41. Ad una morta!

Notes

Ghislanzoni’s poem, the first line of which begins “Spirto gentil, dal carcere / Terreno assunto ai cieli”, was published in 1882 in the second edition of his collected poetry entitled Melodie per Canto. So Puccini’s setting probably dates from spring 1883 (like his other texts by Ghislanzoni; see 38, 39, and 40). That time frame is further corroborated by Puccini’s own dating of 41.C.1.
41.C.1 , as well as 40.B.1, once belonged to Emilia Sanpietro (later the Contessa Caraffa). In 1903 she gave the two manuscripts to the attorney Careri, whose family sold it to Harvard University in 1950.
Without any doubt 41.C.1 is the definite and the only complete version of the song. The voice part (bars 5-42) differs from 41.A.1 and 41.A.2 in a few details, augmented by extra expression markings, and insofar nearly coincides with Kaye’s partial reconstruction (41.E.1).

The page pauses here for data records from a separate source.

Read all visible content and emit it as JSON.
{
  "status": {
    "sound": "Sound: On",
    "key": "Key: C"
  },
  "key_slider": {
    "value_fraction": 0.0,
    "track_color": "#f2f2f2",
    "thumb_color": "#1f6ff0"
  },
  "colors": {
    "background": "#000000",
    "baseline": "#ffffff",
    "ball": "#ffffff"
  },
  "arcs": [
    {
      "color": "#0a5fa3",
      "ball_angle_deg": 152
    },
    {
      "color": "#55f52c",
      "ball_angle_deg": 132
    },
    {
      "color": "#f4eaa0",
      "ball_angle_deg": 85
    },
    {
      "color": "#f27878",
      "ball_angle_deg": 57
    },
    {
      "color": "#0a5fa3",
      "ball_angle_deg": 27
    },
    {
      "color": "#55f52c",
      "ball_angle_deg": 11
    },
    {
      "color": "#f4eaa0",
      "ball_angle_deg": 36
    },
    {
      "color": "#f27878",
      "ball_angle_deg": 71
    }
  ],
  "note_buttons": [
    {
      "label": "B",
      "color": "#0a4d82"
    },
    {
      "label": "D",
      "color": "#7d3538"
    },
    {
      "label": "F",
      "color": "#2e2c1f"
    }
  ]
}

Bars 43-49 contain the ending, missing from Kaye 1987, and agreeing with 41.A.5. Furthermore, it has a different and shorter prelude (4 instead of 6 bars for the piano), corresponding to 41.A.3. The autograph date of the manuscript (27 July 1883) and its calligraphic character could signify that after finishing Storiella d’amore (see 40) Puccini hoped to have Ad una morta! become one of his published songs, but it was never published in his lifetime.
Puccini obviously also orchestrated the song (see 41a), but that version is only preserved in fragments (see 41.A.3, 41.A.4, and 41.A.5).
Puccini used a melodic motif from this song (bars 13–15) in Roberto’s romanza, with the text “ridean i fior, fioria per me l’amor” in Le Villi, composed early in 1885 (see 60), as well as in Act 4 of Edgar (see 62). Another short passage (bars 16-21) belongs to the thematic material of the Capriccio sinfonico (see 55), written not long after Ad una morta!. From there, the same music was incorporated in Le Villi as well as in Edgar (further details about these self-borrowings are reported in Cesari 1994, pp. 685-686, and Francesco Cesari in Biagi Ravenni and Gianturco 1997, pp. 450-451).